Friday, June 26, 2009

Until 2015: How can we optimise the implementation of the MDGs?

by Anna Lauridsen

This week, development practitioners, experts and academics gathered in Brussels to discuss the state of play of the Millennium Development Goals at After 2015: Promoting Pro-Poor policy After the MDGs. Co-organised by DFID, ActionAid, the EADI, and the Development Studies Association, the event attracted panelists from across the development field.


The conference set out to tackle two ambitious questions: 1) What has been the impact of the MDG paradigm on poverty reduction to date and what does that mean for an MDG plus agenda? and 2) What are the key meta-processes shaping development over the next 10-15 years and what do they imply for an MDG plus agenda? The conclusions from the conference were meant to feed into the upcoming 10 year review of the MDGs in 2010.

Despite the doom and gloom surrounding the MDGs and how they are not expected to be achieved (especially in the light of the financial, food and fuel crises) a few suggestions were made on turning the situation around, or at least improving it. Some speakers suggested a new paradigm of global sustainable development, including poverty, and others proposed additional millennium goals of social inclusion. However, at this point in time, what is really needed? If the MDGs are failing, would it really be wise to add new ones at this stage? Are we risking an intellectualisation of the MDGs, and of development at large? Perhaps the answer is more practical and straightforward and less high-level and policy oriented.

To date, the MDGs have worked and failed to various degrees in different countries. As most of the developed and developing world has entered the information and communication age it is high time to ask how this change could benefit the poor. Undoubtedly, MDG 5 of improving maternal health, which has been the biggest failure across the board, could have been alleviated by better infrastructure and information, but also by the use of information technology. There is no question that the use of mobile phones and other web based tools to exchange information must be further explored and integrated in all development work.
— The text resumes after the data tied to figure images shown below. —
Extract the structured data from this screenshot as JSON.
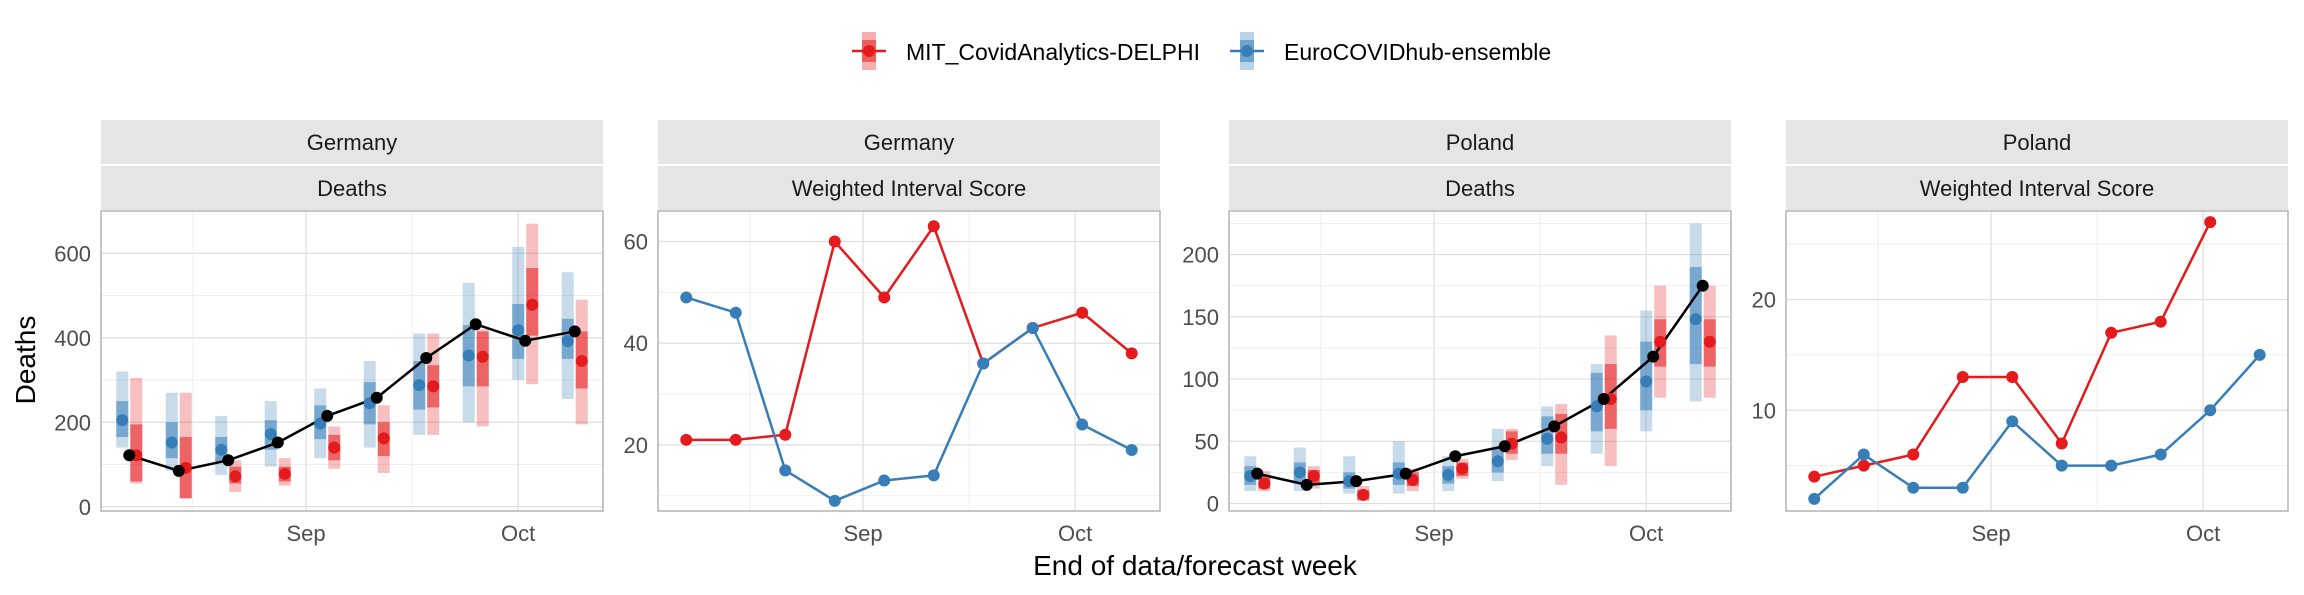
{
  "figure": {
    "y_axis_label": "Deaths",
    "x_axis_label": "End of data/forecast week"
  },
  "legend": [
    {
      "label": "MIT_CovidAnalytics-DELPHI",
      "color": "#e41a1c"
    },
    {
      "label": "EuroCOVIDhub-ensemble",
      "color": "#377eb8"
    }
  ],
  "colors": {
    "observed": "#000000",
    "strip_background": "#e5e5e5",
    "grid_major": "#dedede",
    "grid_minor": "#efefef",
    "panel_border": "#b3b3b3"
  },
  "x_ticks": [
    "Sep",
    "Oct"
  ],
  "chart_data": [
    {
      "type": "line",
      "panel_title": "Germany",
      "panel_subtitle": "Deaths",
      "x": [
        "2021-08-07",
        "2021-08-14",
        "2021-08-21",
        "2021-08-28",
        "2021-09-04",
        "2021-09-11",
        "2021-09-18",
        "2021-09-25",
        "2021-10-02",
        "2021-10-09"
      ],
      "x_range": [
        "2021-08-03",
        "2021-10-13"
      ],
      "y_ticks": [
        0,
        200,
        400,
        600
      ],
      "ylim": [
        -10,
        700
      ],
      "grid": true,
      "observed": [
        122,
        85,
        110,
        152,
        215,
        258,
        352,
        432,
        393,
        415
      ],
      "series": [
        {
          "name": "EuroCOVIDhub-ensemble",
          "median": [
            205,
            152,
            135,
            172,
            197,
            245,
            288,
            358,
            418,
            392
          ],
          "inner": [
            [
              165,
              250
            ],
            [
              115,
              200
            ],
            [
              105,
              165
            ],
            [
              135,
              205
            ],
            [
              160,
              240
            ],
            [
              195,
              295
            ],
            [
              230,
              345
            ],
            [
              285,
              430
            ],
            [
              350,
              480
            ],
            [
              350,
              445
            ]
          ],
          "outer": [
            [
              140,
              320
            ],
            [
              85,
              270
            ],
            [
              75,
              215
            ],
            [
              95,
              250
            ],
            [
              115,
              280
            ],
            [
              140,
              345
            ],
            [
              170,
              410
            ],
            [
              200,
              530
            ],
            [
              300,
              615
            ],
            [
              255,
              555
            ]
          ]
        },
        {
          "name": "MIT_CovidAnalytics-DELPHI",
          "median": [
            122,
            92,
            72,
            78,
            140,
            162,
            285,
            355,
            478,
            345
          ],
          "inner": [
            [
              60,
              195
            ],
            [
              20,
              165
            ],
            [
              55,
              95
            ],
            [
              60,
              95
            ],
            [
              110,
              170
            ],
            [
              120,
              200
            ],
            [
              235,
              335
            ],
            [
              285,
              415
            ],
            [
              405,
              565
            ],
            [
              280,
              415
            ]
          ],
          "outer": [
            [
              55,
              305
            ],
            [
              20,
              270
            ],
            [
              35,
              110
            ],
            [
              50,
              115
            ],
            [
              90,
              190
            ],
            [
              80,
              240
            ],
            [
              170,
              410
            ],
            [
              190,
              420
            ],
            [
              290,
              670
            ],
            [
              195,
              490
            ]
          ]
        }
      ]
    },
    {
      "type": "line",
      "panel_title": "Germany",
      "panel_subtitle": "Weighted Interval Score",
      "x": [
        "2021-08-07",
        "2021-08-14",
        "2021-08-21",
        "2021-08-28",
        "2021-09-04",
        "2021-09-11",
        "2021-09-18",
        "2021-09-25",
        "2021-10-02",
        "2021-10-09"
      ],
      "x_range": [
        "2021-08-03",
        "2021-10-13"
      ],
      "y_ticks": [
        20,
        40,
        60
      ],
      "ylim": [
        7,
        66
      ],
      "grid": true,
      "series": [
        {
          "name": "MIT_CovidAnalytics-DELPHI",
          "values": [
            21,
            21,
            22,
            60,
            49,
            63,
            36,
            43,
            46,
            38
          ]
        },
        {
          "name": "EuroCOVIDhub-ensemble",
          "values": [
            49,
            46,
            15,
            9,
            13,
            14,
            36,
            43,
            24,
            19
          ]
        }
      ]
    },
    {
      "type": "line",
      "panel_title": "Poland",
      "panel_subtitle": "Deaths",
      "x": [
        "2021-08-07",
        "2021-08-14",
        "2021-08-21",
        "2021-08-28",
        "2021-09-04",
        "2021-09-11",
        "2021-09-18",
        "2021-09-25",
        "2021-10-02",
        "2021-10-09"
      ],
      "x_range": [
        "2021-08-03",
        "2021-10-13"
      ],
      "y_ticks": [
        0,
        50,
        100,
        150,
        200
      ],
      "ylim": [
        -6,
        235
      ],
      "grid": true,
      "observed": [
        24,
        15,
        18,
        24,
        38,
        46,
        62,
        84,
        118,
        175
      ],
      "series": [
        {
          "name": "EuroCOVIDhub-ensemble",
          "median": [
            22,
            25,
            18,
            24,
            23,
            34,
            52,
            78,
            98,
            148
          ],
          "inner": [
            [
              15,
              30
            ],
            [
              17,
              33
            ],
            [
              12,
              25
            ],
            [
              15,
              33
            ],
            [
              16,
              30
            ],
            [
              25,
              45
            ],
            [
              40,
              70
            ],
            [
              58,
              105
            ],
            [
              75,
              130
            ],
            [
              112,
              190
            ]
          ],
          "outer": [
            [
              10,
              38
            ],
            [
              10,
              45
            ],
            [
              8,
              38
            ],
            [
              8,
              50
            ],
            [
              10,
              38
            ],
            [
              18,
              60
            ],
            [
              30,
              78
            ],
            [
              40,
              112
            ],
            [
              58,
              155
            ],
            [
              82,
              225
            ]
          ]
        },
        {
          "name": "MIT_CovidAnalytics-DELPHI",
          "median": [
            16,
            22,
            7,
            19,
            28,
            48,
            53,
            84,
            130,
            130
          ],
          "inner": [
            [
              12,
              22
            ],
            [
              16,
              27
            ],
            [
              3,
              11
            ],
            [
              14,
              25
            ],
            [
              22,
              33
            ],
            [
              40,
              58
            ],
            [
              40,
              72
            ],
            [
              60,
              112
            ],
            [
              110,
              148
            ],
            [
              110,
              148
            ]
          ],
          "outer": [
            [
              10,
              26
            ],
            [
              12,
              30
            ],
            [
              2,
              14
            ],
            [
              10,
              28
            ],
            [
              20,
              36
            ],
            [
              35,
              60
            ],
            [
              15,
              80
            ],
            [
              30,
              135
            ],
            [
              85,
              175
            ],
            [
              85,
              175
            ]
          ]
        }
      ]
    },
    {
      "type": "line",
      "panel_title": "Poland",
      "panel_subtitle": "Weighted Interval Score",
      "x": [
        "2021-08-07",
        "2021-08-14",
        "2021-08-21",
        "2021-08-28",
        "2021-09-04",
        "2021-09-11",
        "2021-09-18",
        "2021-09-25",
        "2021-10-02",
        "2021-10-09"
      ],
      "x_range": [
        "2021-08-03",
        "2021-10-13"
      ],
      "y_ticks": [
        10,
        20
      ],
      "ylim": [
        0.9,
        28
      ],
      "grid": true,
      "series": [
        {
          "name": "MIT_CovidAnalytics-DELPHI",
          "values": [
            4,
            5,
            6,
            13,
            13,
            7,
            17,
            18,
            27,
            null
          ]
        },
        {
          "name": "EuroCOVIDhub-ensemble",
          "values": [
            2,
            6,
            3,
            3,
            9,
            5,
            5,
            6,
            10,
            15
          ]
        }
      ]
    }
  ]
}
Finally, to what extent can countries learn from each others' success and failures? How could a system for peer review be set up among countries implementing the MDGs in order for them to monitor each others progress? Is there for the possibility for more locally defined measures and indicators? Louis Kasekende highlighted how the tracking of progress is undermined by the lack of current and reliable data and how poor quality of data makes monitoring difficult. The multiplicity of players also contributes to a lack of coherence, coordination, and duplication of effort. The need for reliable data and targets points to yet another role ICT can play in achieving the international development agenda.

The conference provided the opportunity to discuss the approaching deadline of the MDGs and what can be done to ensure that all of the efforts used to achieve them – regardless of success – was not completely wasted. The questions raised by the participants show clearly that there is a growing need for information and communication technology in the future of development.